The larger strategic problem is survivability in a maritime environment influenced by the constant sensing and long-range weapons. Even large surface combatants are already dealing with the problem of “seen first, targeted first” and increasing the size of the hull does not alter the reality of submarine threat, wide-area maritime ISR and massed missile salvos. It changes the stakes. A ship designed to be able to concentrate firepower, as well as command functions, similarly concentrates its consequences, making them a high-priority target whose loss would be operationally loud even in the event that the rest of the force was taken out.

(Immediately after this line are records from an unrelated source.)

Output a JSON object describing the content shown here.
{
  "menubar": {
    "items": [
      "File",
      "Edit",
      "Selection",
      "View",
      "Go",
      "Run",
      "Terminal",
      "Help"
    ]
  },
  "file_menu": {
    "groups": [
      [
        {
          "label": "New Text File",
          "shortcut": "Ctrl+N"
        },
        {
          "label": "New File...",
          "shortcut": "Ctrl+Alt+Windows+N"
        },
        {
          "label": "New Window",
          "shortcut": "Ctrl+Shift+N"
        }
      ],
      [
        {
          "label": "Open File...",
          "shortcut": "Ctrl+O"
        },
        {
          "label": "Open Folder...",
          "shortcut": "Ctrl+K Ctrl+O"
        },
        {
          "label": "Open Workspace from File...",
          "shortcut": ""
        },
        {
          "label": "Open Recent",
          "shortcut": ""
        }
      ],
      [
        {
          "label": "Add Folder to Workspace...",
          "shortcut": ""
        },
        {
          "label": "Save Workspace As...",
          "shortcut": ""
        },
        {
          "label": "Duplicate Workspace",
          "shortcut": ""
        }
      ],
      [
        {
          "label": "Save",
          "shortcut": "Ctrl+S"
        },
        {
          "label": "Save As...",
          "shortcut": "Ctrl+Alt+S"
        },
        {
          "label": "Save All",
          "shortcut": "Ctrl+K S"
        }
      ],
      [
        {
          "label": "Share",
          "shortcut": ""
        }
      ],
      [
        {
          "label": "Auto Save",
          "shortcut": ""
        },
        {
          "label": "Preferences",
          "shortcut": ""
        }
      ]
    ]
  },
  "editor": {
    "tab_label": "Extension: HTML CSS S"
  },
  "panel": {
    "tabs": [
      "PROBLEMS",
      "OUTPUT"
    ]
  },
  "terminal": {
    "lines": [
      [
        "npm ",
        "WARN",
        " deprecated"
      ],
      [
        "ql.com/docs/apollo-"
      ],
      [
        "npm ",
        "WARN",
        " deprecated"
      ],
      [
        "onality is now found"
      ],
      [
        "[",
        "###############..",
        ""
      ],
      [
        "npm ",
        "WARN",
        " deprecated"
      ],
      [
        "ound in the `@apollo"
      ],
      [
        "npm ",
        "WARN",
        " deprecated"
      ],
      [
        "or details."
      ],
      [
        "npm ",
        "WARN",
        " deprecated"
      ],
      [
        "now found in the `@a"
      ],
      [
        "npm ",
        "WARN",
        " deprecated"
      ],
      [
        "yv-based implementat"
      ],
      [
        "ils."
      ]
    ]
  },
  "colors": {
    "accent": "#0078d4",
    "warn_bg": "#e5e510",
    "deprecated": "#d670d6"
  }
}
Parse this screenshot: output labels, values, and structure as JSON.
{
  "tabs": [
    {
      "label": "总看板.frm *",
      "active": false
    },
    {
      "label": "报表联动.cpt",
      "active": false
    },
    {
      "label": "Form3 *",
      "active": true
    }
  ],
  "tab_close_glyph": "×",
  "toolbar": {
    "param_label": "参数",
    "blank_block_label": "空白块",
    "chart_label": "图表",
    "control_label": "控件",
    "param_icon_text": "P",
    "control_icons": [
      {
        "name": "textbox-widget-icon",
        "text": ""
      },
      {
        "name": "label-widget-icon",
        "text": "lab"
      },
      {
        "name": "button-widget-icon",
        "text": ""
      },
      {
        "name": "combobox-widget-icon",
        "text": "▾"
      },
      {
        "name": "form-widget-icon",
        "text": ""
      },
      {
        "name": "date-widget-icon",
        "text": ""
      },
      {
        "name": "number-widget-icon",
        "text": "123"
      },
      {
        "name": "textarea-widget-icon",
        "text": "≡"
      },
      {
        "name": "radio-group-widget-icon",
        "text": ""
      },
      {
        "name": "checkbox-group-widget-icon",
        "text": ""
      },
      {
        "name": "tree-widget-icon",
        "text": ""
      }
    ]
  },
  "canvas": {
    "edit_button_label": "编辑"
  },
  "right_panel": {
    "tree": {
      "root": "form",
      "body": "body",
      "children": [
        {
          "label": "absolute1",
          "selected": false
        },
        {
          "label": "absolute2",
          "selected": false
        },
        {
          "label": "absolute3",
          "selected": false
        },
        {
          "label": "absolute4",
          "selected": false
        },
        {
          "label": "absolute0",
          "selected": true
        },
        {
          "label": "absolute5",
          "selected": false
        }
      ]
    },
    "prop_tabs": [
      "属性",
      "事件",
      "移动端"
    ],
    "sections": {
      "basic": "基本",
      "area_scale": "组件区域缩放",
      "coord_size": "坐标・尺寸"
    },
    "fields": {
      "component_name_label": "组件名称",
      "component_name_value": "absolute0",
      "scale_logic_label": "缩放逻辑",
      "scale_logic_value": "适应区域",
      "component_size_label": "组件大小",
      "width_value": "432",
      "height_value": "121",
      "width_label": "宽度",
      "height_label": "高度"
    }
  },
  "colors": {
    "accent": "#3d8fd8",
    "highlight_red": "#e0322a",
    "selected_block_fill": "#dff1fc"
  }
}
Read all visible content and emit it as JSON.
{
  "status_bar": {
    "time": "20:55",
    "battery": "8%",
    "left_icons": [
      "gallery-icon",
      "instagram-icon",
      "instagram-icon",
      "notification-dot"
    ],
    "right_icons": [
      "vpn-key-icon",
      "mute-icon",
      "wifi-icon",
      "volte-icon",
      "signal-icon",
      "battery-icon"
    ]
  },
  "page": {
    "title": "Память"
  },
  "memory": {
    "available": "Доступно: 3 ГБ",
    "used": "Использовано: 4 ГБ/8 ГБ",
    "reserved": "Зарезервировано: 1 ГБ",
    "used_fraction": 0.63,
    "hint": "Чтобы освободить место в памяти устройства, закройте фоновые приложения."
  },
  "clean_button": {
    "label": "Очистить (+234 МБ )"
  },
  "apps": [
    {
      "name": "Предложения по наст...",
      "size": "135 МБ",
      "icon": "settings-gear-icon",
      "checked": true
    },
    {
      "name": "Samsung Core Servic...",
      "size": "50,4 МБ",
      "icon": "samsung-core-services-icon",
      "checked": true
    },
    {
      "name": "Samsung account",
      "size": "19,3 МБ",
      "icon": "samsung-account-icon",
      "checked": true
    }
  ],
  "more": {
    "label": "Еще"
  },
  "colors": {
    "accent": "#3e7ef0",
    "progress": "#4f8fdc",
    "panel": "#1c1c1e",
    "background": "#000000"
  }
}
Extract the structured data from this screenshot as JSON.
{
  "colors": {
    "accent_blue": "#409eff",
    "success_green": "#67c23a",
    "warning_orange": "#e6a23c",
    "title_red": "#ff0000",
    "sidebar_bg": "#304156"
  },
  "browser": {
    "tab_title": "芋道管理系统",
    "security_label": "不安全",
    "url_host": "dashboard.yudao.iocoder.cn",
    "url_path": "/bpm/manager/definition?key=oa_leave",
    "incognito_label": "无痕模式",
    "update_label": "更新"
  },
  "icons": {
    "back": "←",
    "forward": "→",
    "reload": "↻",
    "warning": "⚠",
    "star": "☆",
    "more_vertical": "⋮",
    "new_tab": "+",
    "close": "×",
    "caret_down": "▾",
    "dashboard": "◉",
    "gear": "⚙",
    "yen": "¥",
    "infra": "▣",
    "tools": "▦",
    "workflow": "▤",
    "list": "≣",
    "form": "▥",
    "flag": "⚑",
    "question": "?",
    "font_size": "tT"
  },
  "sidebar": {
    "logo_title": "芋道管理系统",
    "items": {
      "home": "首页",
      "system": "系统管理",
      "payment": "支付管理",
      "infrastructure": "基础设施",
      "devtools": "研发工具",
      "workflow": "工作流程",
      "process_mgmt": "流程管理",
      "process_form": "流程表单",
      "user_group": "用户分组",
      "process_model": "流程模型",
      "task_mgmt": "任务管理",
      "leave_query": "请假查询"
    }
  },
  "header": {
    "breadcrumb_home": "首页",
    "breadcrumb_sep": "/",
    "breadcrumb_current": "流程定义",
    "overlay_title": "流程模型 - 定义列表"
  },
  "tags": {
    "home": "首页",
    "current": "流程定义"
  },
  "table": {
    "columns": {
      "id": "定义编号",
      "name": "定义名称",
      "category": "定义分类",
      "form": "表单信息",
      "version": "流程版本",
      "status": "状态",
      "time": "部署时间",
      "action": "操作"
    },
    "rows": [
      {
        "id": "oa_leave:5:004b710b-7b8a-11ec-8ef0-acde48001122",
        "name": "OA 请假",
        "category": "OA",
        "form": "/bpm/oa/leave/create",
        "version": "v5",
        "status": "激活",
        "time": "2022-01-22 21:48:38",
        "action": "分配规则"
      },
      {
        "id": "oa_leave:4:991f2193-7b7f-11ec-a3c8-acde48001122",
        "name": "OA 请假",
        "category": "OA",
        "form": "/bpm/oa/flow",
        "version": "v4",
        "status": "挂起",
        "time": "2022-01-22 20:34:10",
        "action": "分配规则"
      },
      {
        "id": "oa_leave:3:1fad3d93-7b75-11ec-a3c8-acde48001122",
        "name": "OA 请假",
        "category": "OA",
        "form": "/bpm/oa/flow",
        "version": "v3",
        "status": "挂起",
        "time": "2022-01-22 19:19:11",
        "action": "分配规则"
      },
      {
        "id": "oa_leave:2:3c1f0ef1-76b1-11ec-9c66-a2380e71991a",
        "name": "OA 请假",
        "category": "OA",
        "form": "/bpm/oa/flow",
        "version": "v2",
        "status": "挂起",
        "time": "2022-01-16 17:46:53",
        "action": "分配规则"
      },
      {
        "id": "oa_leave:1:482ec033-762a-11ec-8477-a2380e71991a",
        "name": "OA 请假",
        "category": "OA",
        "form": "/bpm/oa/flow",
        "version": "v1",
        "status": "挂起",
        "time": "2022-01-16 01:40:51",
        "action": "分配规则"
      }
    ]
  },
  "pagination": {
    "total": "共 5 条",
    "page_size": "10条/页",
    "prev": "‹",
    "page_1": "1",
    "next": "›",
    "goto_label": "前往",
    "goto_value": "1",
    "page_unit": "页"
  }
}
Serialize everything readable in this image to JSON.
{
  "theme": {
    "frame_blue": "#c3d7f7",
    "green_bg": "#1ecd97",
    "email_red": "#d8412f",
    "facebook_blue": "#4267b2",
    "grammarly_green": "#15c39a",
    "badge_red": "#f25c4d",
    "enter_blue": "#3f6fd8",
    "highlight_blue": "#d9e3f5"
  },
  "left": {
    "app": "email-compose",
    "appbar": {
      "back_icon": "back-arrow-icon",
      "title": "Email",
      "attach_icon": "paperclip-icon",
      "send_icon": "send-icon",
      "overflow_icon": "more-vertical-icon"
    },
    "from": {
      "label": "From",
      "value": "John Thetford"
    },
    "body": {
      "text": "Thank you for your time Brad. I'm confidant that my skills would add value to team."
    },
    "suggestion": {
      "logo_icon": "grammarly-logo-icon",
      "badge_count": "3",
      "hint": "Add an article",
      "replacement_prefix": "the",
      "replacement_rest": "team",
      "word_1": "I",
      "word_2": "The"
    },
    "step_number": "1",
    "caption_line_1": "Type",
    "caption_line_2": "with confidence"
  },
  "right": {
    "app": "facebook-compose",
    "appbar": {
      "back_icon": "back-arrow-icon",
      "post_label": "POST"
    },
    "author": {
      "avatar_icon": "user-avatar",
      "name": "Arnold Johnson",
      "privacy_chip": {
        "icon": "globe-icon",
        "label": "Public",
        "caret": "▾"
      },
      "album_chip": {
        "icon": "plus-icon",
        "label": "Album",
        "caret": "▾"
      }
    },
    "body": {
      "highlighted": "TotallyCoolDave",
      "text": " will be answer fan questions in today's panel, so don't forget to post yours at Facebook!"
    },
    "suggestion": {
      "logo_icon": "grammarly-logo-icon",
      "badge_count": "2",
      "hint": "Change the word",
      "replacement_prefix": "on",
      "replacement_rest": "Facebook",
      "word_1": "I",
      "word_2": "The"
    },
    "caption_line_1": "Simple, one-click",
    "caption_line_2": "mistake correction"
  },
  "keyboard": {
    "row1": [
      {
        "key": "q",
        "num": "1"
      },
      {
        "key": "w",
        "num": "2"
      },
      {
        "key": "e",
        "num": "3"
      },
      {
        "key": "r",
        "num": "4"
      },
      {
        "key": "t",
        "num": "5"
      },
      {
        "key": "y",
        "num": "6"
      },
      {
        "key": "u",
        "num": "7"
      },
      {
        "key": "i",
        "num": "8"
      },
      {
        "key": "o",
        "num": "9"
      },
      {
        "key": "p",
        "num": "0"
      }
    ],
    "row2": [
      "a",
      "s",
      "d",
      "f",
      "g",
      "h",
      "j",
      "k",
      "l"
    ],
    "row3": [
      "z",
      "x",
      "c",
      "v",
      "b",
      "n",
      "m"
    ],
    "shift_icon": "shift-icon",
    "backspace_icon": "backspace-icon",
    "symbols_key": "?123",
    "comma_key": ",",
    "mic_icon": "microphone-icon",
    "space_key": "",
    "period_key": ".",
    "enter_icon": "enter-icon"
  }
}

The reality of industry urges towards the same. BBG(X) suggests a design and construct project on the scale of the most challenging classes of ships built by the Navy, but on a new type of surface combatant. CRS mentions the design work organized in terms of multi-year work and an original concept of a first procurement in the early 2030s, with entry into service, possibly, not until late 2030s or 2040. With a shipbuilding system already dealing with submarines, destroyers, and recovery of capital requirements across the fleet, the opportunity cost is the shadow budget: capacity, skilled labor, and yard bandwidth that cannot be used in other places.

Even the naming controversy refers to the very path. U.S. battle ships were traditionally named after states and carriers usually have the name of the president as anchor, and the “Trump-class” framing could be a magnet of attention, rather than a magnet of acquisition. The greater the extent to which BBG(X) is sold as symbolism the more easily it can be treated as optional as tradeoffs become keen.

BBG(X) eventually seals the standard surface-combatant firepower into a bigger and more conspicuous bag and attaches its justification to technologies and timelines that bring schedule and integration drag. In a time where it is distribution that acts as the check upon precision targeting, the mass as the most characteristic attribute in the concept also turns out to be its most challenging liability to account.